La ragazza con la pelle di luna

La ragazza con la pelle di luna

Sono giorni fantastici, alacri, affannosi, pazzi e scombinati, un compleanno di una bimba di 5 anni, che ha voluto una torta fatta di cupcakes rosa e una pioggia di ciambelle con glassa e sprinkles rosa, meringhette rosa shocking e tovaglioli con gli unicorni, una festa di pensionamento di una mia cara cliente, chioma fluente blu elettrico,  bellissime rughe a raccontare la sua saggezza, ha riso tutta la sera in una maniera irresistibile, mentre passava tra i suoi invitati e raccoglieva aneddoti e ricordi da ognuno di loro e intanto sottovoce diceva: vado in pensione ma sono appena nata, sono nuova, nuova al mondo, sono nata senza paura, domani il mio primo giorno da pensionata sarà il primo giorno del mio risveglio, sarò l’imperatrice della mia vita, parto e vado a gustare bellezza e bontà nel mondo! Evviva, ma quanta fatica starle dietro!

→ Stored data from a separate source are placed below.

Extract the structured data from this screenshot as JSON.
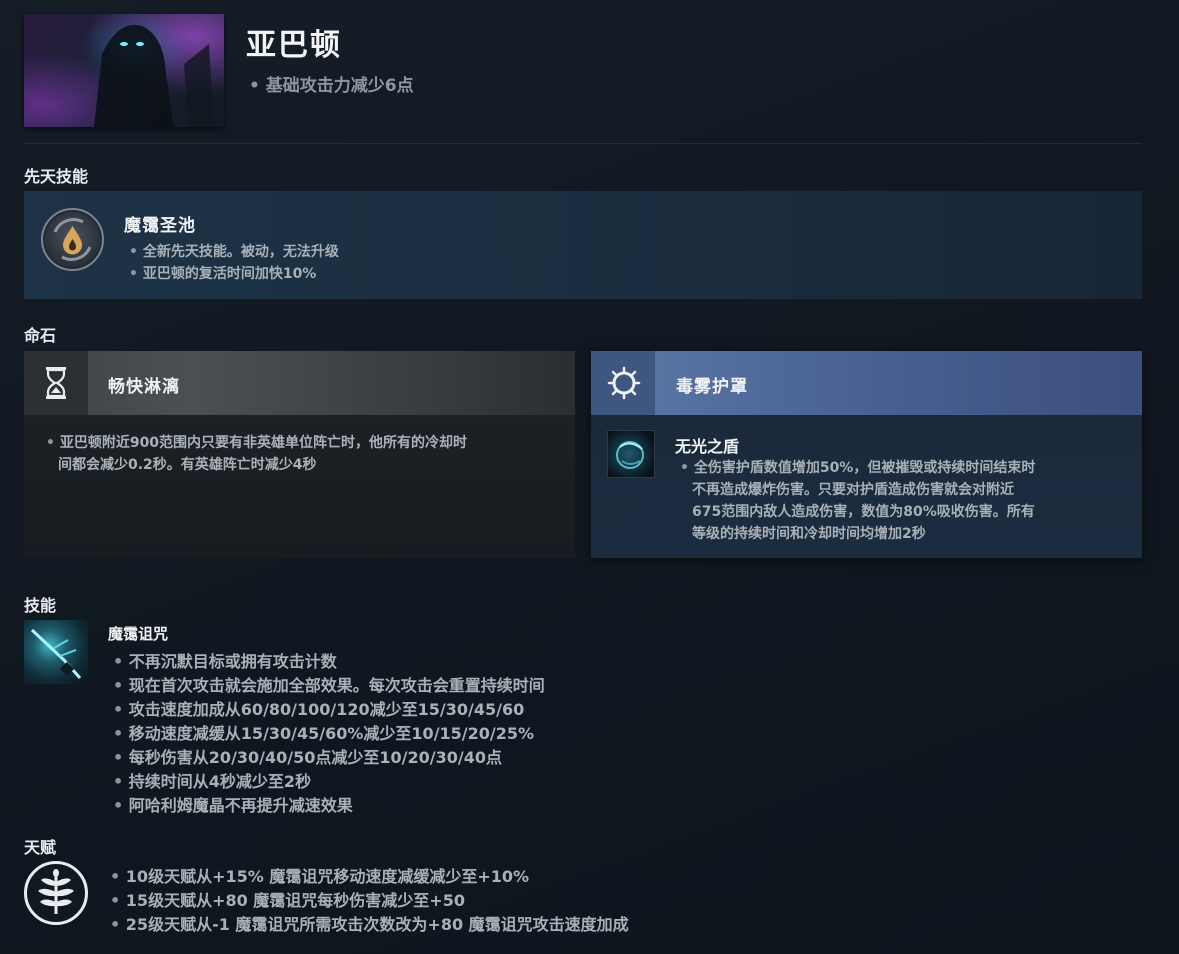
{
  "hero": {
    "name": "亚巴顿",
    "change": "基础攻击力减少6点"
  },
  "sections": {
    "innate": "先天技能",
    "shard": "命石",
    "abilities": "技能",
    "talents": "天赋"
  },
  "innate": {
    "name": "魔霭圣池",
    "lines": [
      "全新先天技能。被动，无法升级",
      "亚巴顿的复活时间加快10%"
    ]
  },
  "shard_card": {
    "title": "畅快淋漓",
    "lines": [
      "亚巴顿附近900范围内只要有非英雄单位阵亡时，他所有的冷却时",
      "间都会减少0.2秒。有英雄阵亡时减少4秒"
    ]
  },
  "scepter_card": {
    "title": "毒雾护罩",
    "ability_name": "无光之盾",
    "lines": [
      "全伤害护盾数值增加50%，但被摧毁或持续时间结束时",
      "不再造成爆炸伤害。只要对护盾造成伤害就会对附近",
      "675范围内敌人造成伤害，数值为80%吸收伤害。所有",
      "等级的持续时间和冷却时间均增加2秒"
    ]
  },
  "ability": {
    "name": "魔霭诅咒",
    "lines": [
      "不再沉默目标或拥有攻击计数",
      "现在首次攻击就会施加全部效果。每次攻击会重置持续时间",
      "攻击速度加成从60/80/100/120减少至15/30/45/60",
      "移动速度减缓从15/30/45/60%减少至10/15/20/25%",
      "每秒伤害从20/30/40/50点减少至10/20/30/40点",
      "持续时间从4秒减少至2秒",
      "阿哈利姆魔晶不再提升减速效果"
    ]
  },
  "talents": {
    "lines": [
      "10级天赋从+15% 魔霭诅咒移动速度减缓减少至+10%",
      "15级天赋从+80 魔霭诅咒每秒伤害减少至+50",
      "25级天赋从-1 魔霭诅咒所需攻击次数改为+80 魔霭诅咒攻击速度加成"
    ]
  },
  "icons": {
    "innate": "droplet-icon",
    "shard": "hourglass-icon",
    "scepter": "spiked-ring-icon",
    "talent": "talent-tree-icon"
  }
}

Poi é quasi Pasqua, sapete cosa vuol dire per la mia torteria? Niente, perché io non preparo colombe nè so temperare così bene il cioccolato da creare uova di Pasqua, ma devo impastare e sfornare i dolci preferiti della mia clientela. Penso pure che forse faccio in tempo a candire arance per la mia irresistibile pastiera….vivo a Torino da tempo immemore, ma sono stata partorita a Napoli e quello é un guaio, non te lo togli più di dosso il marchio a fuoco, é troppo identitario nascere sotto quel cielo.

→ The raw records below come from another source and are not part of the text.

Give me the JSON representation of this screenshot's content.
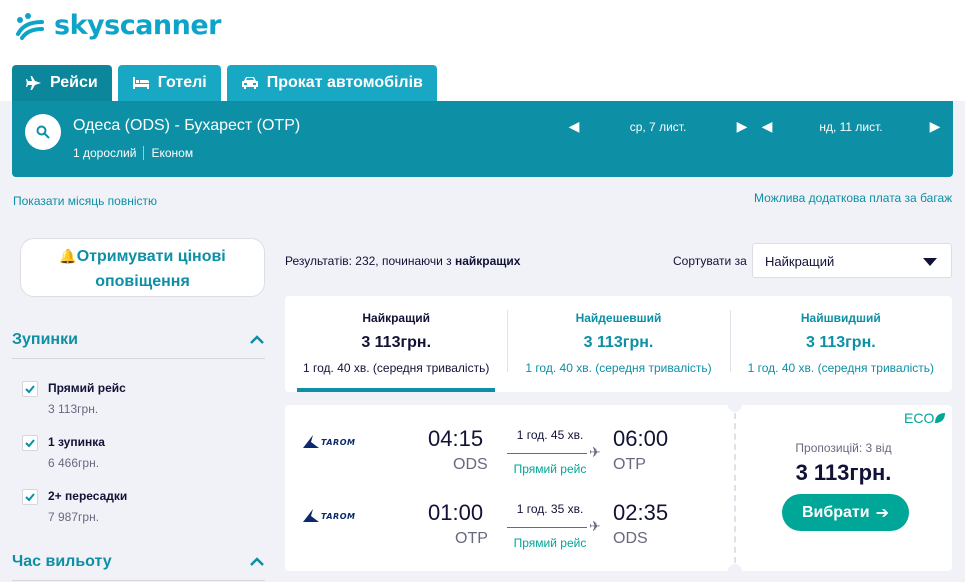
{
  "brand": {
    "name": "skyscanner"
  },
  "tabs": [
    {
      "label": "Рейси",
      "icon": "plane-icon",
      "active": true
    },
    {
      "label": "Готелі",
      "icon": "bed-icon",
      "active": false
    },
    {
      "label": "Прокат автомобілів",
      "icon": "car-icon",
      "active": false
    }
  ],
  "search": {
    "route": "Одеса (ODS) - Бухарест (OTP)",
    "passengers": "1 дорослий",
    "cabin": "Економ",
    "depart_date": "ср, 7 лист.",
    "return_date": "нд, 11 лист."
  },
  "links": {
    "whole_month": "Показати місяць повністю",
    "baggage": "Можлива додаткова плата за багаж"
  },
  "sidebar": {
    "alert_line1": "Отримувати цінові",
    "alert_line2": "оповіщення",
    "stops_title": "Зупинки",
    "stops": [
      {
        "label": "Прямий рейс",
        "price": "3 113грн.",
        "checked": true
      },
      {
        "label": "1 зупинка",
        "price": "6 466грн.",
        "checked": true
      },
      {
        "label": "2+ пересадки",
        "price": "7 987грн.",
        "checked": true
      }
    ],
    "departure_title": "Час вильоту"
  },
  "results": {
    "prefix": "Результатів: 232, починаючи з ",
    "emphasis": "найкращих",
    "sort_label": "Сортувати за",
    "sort_value": "Найкращий"
  },
  "sort_tabs": [
    {
      "title": "Найкращий",
      "price": "3 113грн.",
      "duration": "1 год. 40 хв. (середня тривалість)",
      "active": true
    },
    {
      "title": "Найдешевший",
      "price": "3 113грн.",
      "duration": "1 год. 40 хв. (середня тривалість)",
      "active": false
    },
    {
      "title": "Найшвидший",
      "price": "3 113грн.",
      "duration": "1 год. 40 хв. (середня тривалість)",
      "active": false
    }
  ],
  "result_card": {
    "airline": "TAROM",
    "eco_label": "ECO",
    "legs": [
      {
        "dep_time": "04:15",
        "dep_code": "ODS",
        "arr_time": "06:00",
        "arr_code": "OTP",
        "duration": "1 год. 45 хв.",
        "stops": "Прямий рейс"
      },
      {
        "dep_time": "01:00",
        "dep_code": "OTP",
        "arr_time": "02:35",
        "arr_code": "ODS",
        "duration": "1 год. 35 хв.",
        "stops": "Прямий рейс"
      }
    ],
    "offers": "Пропозицій: 3 від",
    "price": "3 113грн.",
    "select_label": "Вибрати"
  },
  "colors": {
    "brand": "#0ea4c9",
    "bar": "#0d8fa5",
    "green": "#00a698"
  }
}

Insomma é frenesia, ma avete mai letto che nella mia torteria io resti seduta a riposare? Ho in mente una torta, ho in mente gli ingredienti, gli strati, i sapori, ma non riesco a strutturarla come vorrei.

Sfrego con una foga inutile e inappropriata un tavolo e mentre penso alla torta ancora in incubazione, sento il tintinnio della porta, entra la prima cliente del pomeriggio.

É una ragazzina, avrà sedici anni, anzi la guardo meglio, ne avrà già venti forse, ha la pelle di luna, gli occhi tanto grandi per lasciarti cadere dentro, ha pantaloni a zampa, una maglietta corta, come usa adesso, la pancia piatta a vista, fianchi acerbi, appena accennati. É bellissima, immagino sia la bambina adorata di una mamma orgogliosa, avrà una sorella, forse due, ma non fratelli, sembra appartenere a una discendenza tutta matriarcale, intrisa di sapienza antica e fantasie declinate in sogni, riti magici e formule segrete.
La guardo, lei mi guarda, la bocca a cuore, é un anime, non é vera, troppo perfetta, un soffio e vola, leggera com’è.
Mi chiede un cappuccino con una spolverata di cacao e due fette di torte.
Bene, penso che avere fame é segno di una vitalità effervescente, che scegliere una crostata di ricotta e visciole e una fetta di torta rocher sia da persona decisa, affamata di vita, di zuccheri e di anime uguali.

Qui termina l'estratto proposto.